In a recent report from McKinsey, 40% of people who identified as nonbinary experienced an increase in gender-based harassment in the workplace since the COVID-19 pandemic. Additionally, 42% of trans nonbinary and genderqueer people experienced the same increase in gender-based harassment. Experts presume this increase is directly linked to the rise in national trans representation.
In response to these rising statistics, Project Include, a non-profit that uses data and advocacy to accelerate diversity and inclusion solutions, spent nearly nine months surveying 3,000 respondents across 48 countries and 50 industries. Among those surveyed were 266 people who identified themselves as trans, gender nonconforming, (GNC), so that Project Include could learn more about the obstacles they were facing, and how to address them—particularly in the workplace.
Here’s what they found, and what they say companies can do about it.
- In conversations with GNC workers, many described themselves as closeted or “soft closeted,” either concealing their identities or not actively disclosing them
- Lack of disclosure and trust suggests tech companies may have more trans and gender nonconforming employees than they realize
- Signaling a welcoming environment, workers said, should include deliberate decisions around policy as well as meaningful acts of culture shift
- Managers can be crucial when it comes to supporting transgender and GNC employees, and should take reports of bad behavior seriously
- Companies operating in regions where LGBTQIA+ people are policed or subjected to criminal penalties need to think carefully about the stakes of company-wide policy changes that could put workers or their family members at risk
What do trans people want out of their workplaces?
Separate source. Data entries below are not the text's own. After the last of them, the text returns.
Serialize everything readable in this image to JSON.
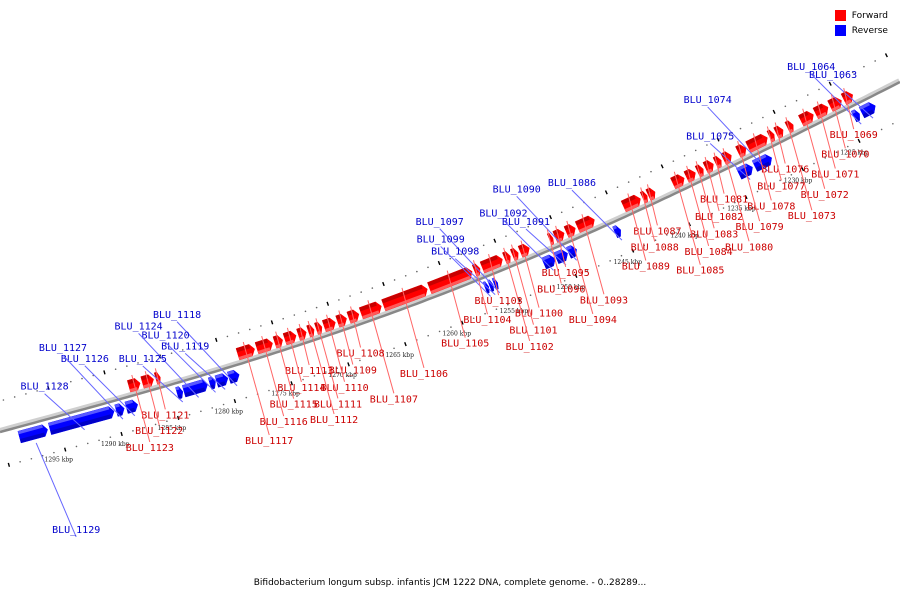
{
  "caption": "Bifidobacterium longum subsp. infantis JCM 1222 DNA, complete genome. - 0..28289...",
  "legend": [
    {
      "label": "Forward",
      "color": "#ff0000"
    },
    {
      "label": "Reverse",
      "color": "#0000ff"
    }
  ],
  "colors": {
    "forward": "#ff0000",
    "forward_label": "#cc0000",
    "reverse": "#0000ff",
    "reverse_label": "#0000cc",
    "backbone": "#888888",
    "ticks": "#000000"
  },
  "ticks": {
    "unit": "kbp",
    "major": [
      1225,
      1230,
      1235,
      1240,
      1245,
      1250,
      1255,
      1260,
      1265,
      1270,
      1275,
      1280,
      1285,
      1290,
      1295
    ]
  },
  "genes": {
    "reverse": [
      {
        "name": "BLU_1063",
        "start": 1222.6,
        "end": 1223.8
      },
      {
        "name": "BLU_1064",
        "start": 1224.0,
        "end": 1224.5
      },
      {
        "name": "BLU_1074",
        "start": 1231.8,
        "end": 1233.3
      },
      {
        "name": "BLU_1075",
        "start": 1233.5,
        "end": 1234.7
      },
      {
        "name": "BLU_1086",
        "start": 1245.2,
        "end": 1245.7
      },
      {
        "name": "BLU_1090",
        "start": 1249.1,
        "end": 1249.8
      },
      {
        "name": "BLU_1091",
        "start": 1249.9,
        "end": 1250.9
      },
      {
        "name": "BLU_1092",
        "start": 1251.0,
        "end": 1252.0
      },
      {
        "name": "BLU_1097",
        "start": 1256.1,
        "end": 1256.4
      },
      {
        "name": "BLU_1098",
        "start": 1256.5,
        "end": 1256.8
      },
      {
        "name": "BLU_1099",
        "start": 1256.9,
        "end": 1257.2
      },
      {
        "name": "BLU_1118",
        "start": 1279.0,
        "end": 1279.9
      },
      {
        "name": "BLU_1119",
        "start": 1280.0,
        "end": 1281.0
      },
      {
        "name": "BLU_1120",
        "start": 1281.1,
        "end": 1281.6
      },
      {
        "name": "BLU_1124",
        "start": 1281.8,
        "end": 1283.9
      },
      {
        "name": "BLU_1125",
        "start": 1284.0,
        "end": 1284.5
      },
      {
        "name": "BLU_1126",
        "start": 1288.0,
        "end": 1289.0
      },
      {
        "name": "BLU_1127",
        "start": 1289.2,
        "end": 1289.9
      },
      {
        "name": "BLU_1128",
        "start": 1290.1,
        "end": 1295.8
      },
      {
        "name": "BLU_1129",
        "start": 1296.0,
        "end": 1298.5
      }
    ],
    "forward": [
      {
        "name": "BLU_1069",
        "start": 1223.8,
        "end": 1224.6
      },
      {
        "name": "BLU_1070",
        "start": 1224.8,
        "end": 1225.8
      },
      {
        "name": "BLU_1071",
        "start": 1226.0,
        "end": 1227.1
      },
      {
        "name": "BLU_1072",
        "start": 1227.3,
        "end": 1228.4
      },
      {
        "name": "BLU_1073",
        "start": 1229.1,
        "end": 1229.6
      },
      {
        "name": "BLU_1076",
        "start": 1230.0,
        "end": 1230.6
      },
      {
        "name": "BLU_1077",
        "start": 1230.8,
        "end": 1231.2
      },
      {
        "name": "BLU_1078",
        "start": 1231.4,
        "end": 1233.1
      },
      {
        "name": "BLU_1079",
        "start": 1233.3,
        "end": 1234.0
      },
      {
        "name": "BLU_1080",
        "start": 1234.6,
        "end": 1235.3
      },
      {
        "name": "BLU_1081",
        "start": 1235.5,
        "end": 1236.0
      },
      {
        "name": "BLU_1082",
        "start": 1236.2,
        "end": 1236.9
      },
      {
        "name": "BLU_1083",
        "start": 1237.1,
        "end": 1237.6
      },
      {
        "name": "BLU_1084",
        "start": 1237.8,
        "end": 1238.6
      },
      {
        "name": "BLU_1085",
        "start": 1238.8,
        "end": 1239.8
      },
      {
        "name": "BLU_1087",
        "start": 1241.4,
        "end": 1242.0
      },
      {
        "name": "BLU_1088",
        "start": 1242.1,
        "end": 1242.5
      },
      {
        "name": "BLU_1089",
        "start": 1242.7,
        "end": 1244.2
      },
      {
        "name": "BLU_1093",
        "start": 1246.8,
        "end": 1248.3
      },
      {
        "name": "BLU_1094",
        "start": 1248.5,
        "end": 1249.3
      },
      {
        "name": "BLU_1095",
        "start": 1249.5,
        "end": 1250.3
      },
      {
        "name": "BLU_1096",
        "start": 1250.5,
        "end": 1250.8
      },
      {
        "name": "BLU_1100",
        "start": 1252.6,
        "end": 1253.4
      },
      {
        "name": "BLU_1101",
        "start": 1253.6,
        "end": 1254.1
      },
      {
        "name": "BLU_1102",
        "start": 1254.3,
        "end": 1254.8
      },
      {
        "name": "BLU_1103",
        "start": 1255.0,
        "end": 1256.8
      },
      {
        "name": "BLU_1104",
        "start": 1257.0,
        "end": 1257.5
      },
      {
        "name": "BLU_1105",
        "start": 1257.7,
        "end": 1261.5
      },
      {
        "name": "BLU_1106",
        "start": 1261.7,
        "end": 1265.6
      },
      {
        "name": "BLU_1107",
        "start": 1265.8,
        "end": 1267.6
      },
      {
        "name": "BLU_1108",
        "start": 1267.8,
        "end": 1268.7
      },
      {
        "name": "BLU_1109",
        "start": 1268.9,
        "end": 1269.7
      },
      {
        "name": "BLU_1110",
        "start": 1269.9,
        "end": 1270.9
      },
      {
        "name": "BLU_1111",
        "start": 1271.1,
        "end": 1271.6
      },
      {
        "name": "BLU_1112",
        "start": 1271.8,
        "end": 1272.3
      },
      {
        "name": "BLU_1113",
        "start": 1272.5,
        "end": 1273.2
      },
      {
        "name": "BLU_1114",
        "start": 1273.4,
        "end": 1274.4
      },
      {
        "name": "BLU_1115",
        "start": 1274.6,
        "end": 1275.3
      },
      {
        "name": "BLU_1116",
        "start": 1275.5,
        "end": 1276.9
      },
      {
        "name": "BLU_1117",
        "start": 1277.1,
        "end": 1278.6
      },
      {
        "name": "BLU_1121",
        "start": 1285.5,
        "end": 1285.9
      },
      {
        "name": "BLU_1122",
        "start": 1286.1,
        "end": 1287.1
      },
      {
        "name": "BLU_1123",
        "start": 1287.3,
        "end": 1288.3
      }
    ]
  },
  "labels": {
    "reverse": [
      {
        "name": "BLU_1063",
        "gene": "BLU_1063"
      },
      {
        "name": "BLU_1064",
        "gene": "BLU_1064"
      },
      {
        "name": "BLU_1074",
        "gene": "BLU_1074"
      },
      {
        "name": "BLU_1075",
        "gene": "BLU_1075"
      },
      {
        "name": "BLU_1086",
        "gene": "BLU_1086"
      },
      {
        "name": "BLU_1090",
        "gene": "BLU_1090"
      },
      {
        "name": "BLU_1091",
        "gene": "BLU_1091"
      },
      {
        "name": "BLU_1092",
        "gene": "BLU_1092"
      },
      {
        "name": "BLU_1097",
        "gene": "BLU_1097"
      },
      {
        "name": "BLU_1098",
        "gene": "BLU_1098"
      },
      {
        "name": "BLU_1099",
        "gene": "BLU_1099"
      },
      {
        "name": "BLU_1118",
        "gene": "BLU_1118"
      },
      {
        "name": "BLU_1119",
        "gene": "BLU_1119"
      },
      {
        "name": "BLU_1120",
        "gene": "BLU_1120"
      },
      {
        "name": "BLU_1124",
        "gene": "BLU_1124"
      },
      {
        "name": "BLU_1125",
        "gene": "BLU_1125"
      },
      {
        "name": "BLU_1126",
        "gene": "BLU_1126"
      },
      {
        "name": "BLU_1127",
        "gene": "BLU_1127"
      },
      {
        "name": "BLU_1128",
        "gene": "BLU_1128"
      },
      {
        "name": "BLU_1129",
        "gene": "BLU_1129"
      }
    ]
  }
}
Buy-in from the top: Project Include recommends managers to begin by locating the origin point. Ask yourself, what is our culture like now for trans and gender non conforming people? What gaps can we actively close that might make the workplace feel unsafe for trans and gender nonconforming people? This type of executive representation and buy-in is crucial before any other steps can begin.
Company-wide training: Additionally, the report encourages training and education in order to clearly define inappropriate behavior surrounding gender non conforming issues in the workplace. Not only can this can help to empower employees to speak up when they witness misgendering or discrimination—it can provide clear guidance on what constitutes harassment.
Training for managers: Project Include emphasizes why managers specifically should be provided with training that includes discussion of trans and gender nonconforming issues as well as accompanying workplace policies that can affect these communities.
Systemic problems call for systemic solutions
While the report continues on to outline specific recommendations surrounding policy, benefits, and how to address various examples of harmful behavior, Project Include ultimately advises an all-encompassing approach when it comes to being an ally. In their words, “DEI should be woven throughout organizational planning as a whole, and not tacked on as an add-on.”